Pas de lien entre possession d’un chat et épisodes psychotiques

13/03/2017 | Le Point Vétérinaire.fr
chat et enfant
© ehaurylik – iStock
Des scientifiques n’ont pas trouvé de lien entre le fait de grandir avec un chat et le développement ultérieur d’affections psychiatriques.

Parmi les manifestations rapportées être en lien avec la toxoplasmose chez l’homme, figurent des maladies mentales, comme la schizophrénie. Le chat pouvant être porteur de Toxoplasma gondii, certaines études suggèrent un lien entre le fait de posséder un félin et le développement de telles affections. Cependant, une nouvelle étude, réalisée par des chercheurs londoniens, n’a pu mettre en évidence ce facteur de risque. Ils se sont basés sur une cohorte de sujets ayant été en contact avec un chat dans leur foyer pendant la grossesse de leur mère ou dans leur enfance et ont cherché une association éventuelle avec le développement ultérieur d’épisodes psychotiques pendant l’adolescence (données de l’Avon longitudinal study of parents and children de Bristol).

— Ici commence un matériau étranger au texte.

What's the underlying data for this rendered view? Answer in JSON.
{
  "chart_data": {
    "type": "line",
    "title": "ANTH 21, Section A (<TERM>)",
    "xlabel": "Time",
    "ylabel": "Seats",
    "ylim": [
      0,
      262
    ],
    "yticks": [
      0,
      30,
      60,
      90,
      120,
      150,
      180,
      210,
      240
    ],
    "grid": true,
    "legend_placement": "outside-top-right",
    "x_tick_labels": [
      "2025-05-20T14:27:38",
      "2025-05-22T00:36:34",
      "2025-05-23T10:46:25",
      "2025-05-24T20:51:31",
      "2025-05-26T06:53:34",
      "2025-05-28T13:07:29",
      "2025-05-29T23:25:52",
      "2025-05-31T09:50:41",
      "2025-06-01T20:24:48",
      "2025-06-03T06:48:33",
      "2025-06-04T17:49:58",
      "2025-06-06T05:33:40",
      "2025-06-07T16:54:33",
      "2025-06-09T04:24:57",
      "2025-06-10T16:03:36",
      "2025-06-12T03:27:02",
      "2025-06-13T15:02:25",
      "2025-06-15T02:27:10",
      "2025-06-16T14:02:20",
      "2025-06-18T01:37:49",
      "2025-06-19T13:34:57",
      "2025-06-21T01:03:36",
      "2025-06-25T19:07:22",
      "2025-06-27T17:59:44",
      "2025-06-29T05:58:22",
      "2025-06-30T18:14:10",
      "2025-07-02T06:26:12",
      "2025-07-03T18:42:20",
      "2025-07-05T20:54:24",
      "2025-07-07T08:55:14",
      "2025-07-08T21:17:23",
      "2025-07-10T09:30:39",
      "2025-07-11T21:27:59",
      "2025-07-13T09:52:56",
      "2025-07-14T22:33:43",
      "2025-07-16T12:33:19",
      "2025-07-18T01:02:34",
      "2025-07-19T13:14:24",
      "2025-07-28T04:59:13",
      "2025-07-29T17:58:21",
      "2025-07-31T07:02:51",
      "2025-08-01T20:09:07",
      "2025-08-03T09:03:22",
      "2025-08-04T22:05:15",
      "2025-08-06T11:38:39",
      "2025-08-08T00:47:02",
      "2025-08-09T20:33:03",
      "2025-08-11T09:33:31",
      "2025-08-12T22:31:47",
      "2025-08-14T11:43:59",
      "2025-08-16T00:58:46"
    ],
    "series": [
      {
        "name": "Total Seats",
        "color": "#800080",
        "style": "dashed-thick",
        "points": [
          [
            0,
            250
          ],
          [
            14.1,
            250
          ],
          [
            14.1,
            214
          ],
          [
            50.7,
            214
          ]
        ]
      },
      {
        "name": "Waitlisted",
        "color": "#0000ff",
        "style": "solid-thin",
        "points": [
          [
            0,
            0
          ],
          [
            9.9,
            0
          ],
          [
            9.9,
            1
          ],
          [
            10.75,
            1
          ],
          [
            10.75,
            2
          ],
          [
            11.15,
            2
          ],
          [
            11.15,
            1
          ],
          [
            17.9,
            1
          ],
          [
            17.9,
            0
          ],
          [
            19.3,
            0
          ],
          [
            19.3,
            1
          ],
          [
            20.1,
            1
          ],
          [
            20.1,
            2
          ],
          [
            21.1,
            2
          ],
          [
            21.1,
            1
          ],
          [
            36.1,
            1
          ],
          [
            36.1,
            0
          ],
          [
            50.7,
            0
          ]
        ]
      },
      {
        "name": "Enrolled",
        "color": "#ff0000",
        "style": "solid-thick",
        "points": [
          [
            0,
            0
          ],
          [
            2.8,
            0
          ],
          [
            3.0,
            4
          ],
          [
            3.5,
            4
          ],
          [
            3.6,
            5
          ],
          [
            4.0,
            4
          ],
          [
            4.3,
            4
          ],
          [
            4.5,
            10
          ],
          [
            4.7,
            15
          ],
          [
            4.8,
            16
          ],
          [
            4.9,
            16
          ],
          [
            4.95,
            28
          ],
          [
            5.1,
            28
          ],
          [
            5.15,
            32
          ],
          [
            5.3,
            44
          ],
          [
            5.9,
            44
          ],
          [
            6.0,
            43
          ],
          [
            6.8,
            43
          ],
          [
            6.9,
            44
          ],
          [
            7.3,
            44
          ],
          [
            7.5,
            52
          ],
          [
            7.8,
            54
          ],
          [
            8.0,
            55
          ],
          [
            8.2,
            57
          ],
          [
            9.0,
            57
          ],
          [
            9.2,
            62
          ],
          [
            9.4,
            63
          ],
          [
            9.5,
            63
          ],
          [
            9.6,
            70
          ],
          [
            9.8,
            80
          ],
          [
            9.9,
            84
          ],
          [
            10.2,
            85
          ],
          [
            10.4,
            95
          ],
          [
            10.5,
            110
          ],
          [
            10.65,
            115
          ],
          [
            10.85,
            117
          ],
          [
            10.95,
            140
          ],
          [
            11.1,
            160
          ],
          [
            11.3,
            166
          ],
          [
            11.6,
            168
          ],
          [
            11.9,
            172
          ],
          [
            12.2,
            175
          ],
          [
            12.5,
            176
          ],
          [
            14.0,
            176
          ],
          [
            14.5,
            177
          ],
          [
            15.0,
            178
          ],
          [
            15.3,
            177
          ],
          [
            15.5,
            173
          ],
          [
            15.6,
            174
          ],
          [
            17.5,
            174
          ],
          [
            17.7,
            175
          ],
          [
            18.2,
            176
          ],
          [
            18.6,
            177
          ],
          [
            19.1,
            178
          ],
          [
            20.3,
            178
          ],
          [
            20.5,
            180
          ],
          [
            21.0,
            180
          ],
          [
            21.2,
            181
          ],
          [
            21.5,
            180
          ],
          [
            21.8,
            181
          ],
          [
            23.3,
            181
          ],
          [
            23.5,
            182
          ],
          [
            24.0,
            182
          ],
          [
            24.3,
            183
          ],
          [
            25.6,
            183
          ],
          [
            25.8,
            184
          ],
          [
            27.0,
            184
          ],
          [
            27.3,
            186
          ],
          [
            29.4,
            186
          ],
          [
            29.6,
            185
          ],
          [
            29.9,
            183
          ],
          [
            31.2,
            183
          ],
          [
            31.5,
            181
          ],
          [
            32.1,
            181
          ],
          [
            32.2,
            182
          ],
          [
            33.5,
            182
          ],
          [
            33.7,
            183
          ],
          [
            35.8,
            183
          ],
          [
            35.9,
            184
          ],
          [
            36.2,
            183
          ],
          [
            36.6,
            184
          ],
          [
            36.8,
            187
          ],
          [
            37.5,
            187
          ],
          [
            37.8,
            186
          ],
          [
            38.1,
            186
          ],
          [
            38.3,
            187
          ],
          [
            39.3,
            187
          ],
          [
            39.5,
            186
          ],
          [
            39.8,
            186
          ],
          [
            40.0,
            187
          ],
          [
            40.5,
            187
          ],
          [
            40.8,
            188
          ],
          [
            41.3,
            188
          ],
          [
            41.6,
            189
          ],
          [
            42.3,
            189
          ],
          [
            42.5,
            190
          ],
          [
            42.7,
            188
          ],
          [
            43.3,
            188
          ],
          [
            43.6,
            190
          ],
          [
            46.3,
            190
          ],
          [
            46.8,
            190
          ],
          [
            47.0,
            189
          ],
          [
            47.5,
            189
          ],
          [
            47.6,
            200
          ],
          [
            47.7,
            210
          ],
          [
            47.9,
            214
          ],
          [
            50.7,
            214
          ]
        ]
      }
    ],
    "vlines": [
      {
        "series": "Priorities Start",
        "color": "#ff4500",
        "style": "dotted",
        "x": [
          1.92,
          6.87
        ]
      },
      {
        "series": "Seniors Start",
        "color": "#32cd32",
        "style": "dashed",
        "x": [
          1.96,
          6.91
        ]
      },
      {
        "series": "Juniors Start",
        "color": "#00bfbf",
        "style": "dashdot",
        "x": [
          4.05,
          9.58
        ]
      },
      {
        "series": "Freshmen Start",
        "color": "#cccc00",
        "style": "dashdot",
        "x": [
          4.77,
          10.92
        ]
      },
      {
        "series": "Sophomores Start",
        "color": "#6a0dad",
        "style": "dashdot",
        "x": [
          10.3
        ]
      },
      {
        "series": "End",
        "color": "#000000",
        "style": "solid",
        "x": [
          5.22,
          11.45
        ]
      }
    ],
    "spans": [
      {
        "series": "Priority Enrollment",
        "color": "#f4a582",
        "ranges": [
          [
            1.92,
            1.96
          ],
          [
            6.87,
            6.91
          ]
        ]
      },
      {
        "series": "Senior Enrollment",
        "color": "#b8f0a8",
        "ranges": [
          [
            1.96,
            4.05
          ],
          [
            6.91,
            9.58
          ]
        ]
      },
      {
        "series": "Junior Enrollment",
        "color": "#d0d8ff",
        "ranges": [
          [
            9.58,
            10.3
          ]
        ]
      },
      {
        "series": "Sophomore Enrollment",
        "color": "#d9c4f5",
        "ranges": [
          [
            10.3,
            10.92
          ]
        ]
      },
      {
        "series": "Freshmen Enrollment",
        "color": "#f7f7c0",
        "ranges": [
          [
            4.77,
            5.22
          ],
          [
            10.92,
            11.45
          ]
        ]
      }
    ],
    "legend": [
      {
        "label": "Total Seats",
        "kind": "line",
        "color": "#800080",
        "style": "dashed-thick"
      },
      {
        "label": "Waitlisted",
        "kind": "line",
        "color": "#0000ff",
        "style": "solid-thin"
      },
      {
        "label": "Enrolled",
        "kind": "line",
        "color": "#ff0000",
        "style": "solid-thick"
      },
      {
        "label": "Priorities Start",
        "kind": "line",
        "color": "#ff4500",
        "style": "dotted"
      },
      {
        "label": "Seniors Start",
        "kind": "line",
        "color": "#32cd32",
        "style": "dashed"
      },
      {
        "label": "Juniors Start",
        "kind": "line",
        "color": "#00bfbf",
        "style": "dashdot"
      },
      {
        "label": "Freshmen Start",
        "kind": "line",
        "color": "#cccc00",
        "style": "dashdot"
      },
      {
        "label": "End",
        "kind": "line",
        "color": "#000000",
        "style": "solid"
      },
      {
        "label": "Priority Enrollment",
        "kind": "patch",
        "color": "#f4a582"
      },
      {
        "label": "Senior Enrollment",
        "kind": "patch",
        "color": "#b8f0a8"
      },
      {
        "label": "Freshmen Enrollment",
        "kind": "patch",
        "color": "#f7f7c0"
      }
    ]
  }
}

Inter : Comparaison avec d’autres facteurs de risque

Près de 15 000 femmes, dont l’accouchement été prévu entre avril 1991 et avril 1992, ont été questionnées, entre autres, sur la possession d’ animaux pendant leur grossesse, et des informations demandées alors que leur enfant avait 8, 21, 31 et 47 mois. Les enfants ont ensuite été emmenés en consultation à l’âge de 13 et 18 ans. Les résultats portent sur l’analyse de données des entretiens à l’âge de 13 ans (6705 enfants) et 18 ans (4676). Dans les deux populations, environ un tiers des mères possédaient un chat pendant leur grossesse et quand l’enfant avait 4 et 10 ans.

En n’utilisant que la variable « possession d’un chat », un risque supérieur de développement de psychoses est constaté. Mais en étudiant plusieurs variables à la fois (type de logement, classe sociale, statut marital, éducation, âge des parents, nombre de déménagements, possession d’un chien, etc), ce lien n’est plus significatif. Plus précisément, en ne se basant que sur un seul critère (possession d’un chat dans l’enfance), un lien apparait avec des épisodes psychotiques à l’âge de 13 ans (ce n’est pas le cas à l’âge de 18 ans), mais n’existe plus en tenant compte d’autres paramètres. La possession d’un chat pendant la grossesse n’est pas non plus liée à des épisodes psychotiques à l’adolescence.

Les scientifiques concluent que, s’il existe des preuves d’un lien entre une infection à T. gondii et le développement de psychoses, la possession d’un chat dans la petite enfance ne semble pas être un facteur de risque…  ce qui n’empêche pas les femmes enceintes de prendre des précautions en manipulant la litière de leur animal.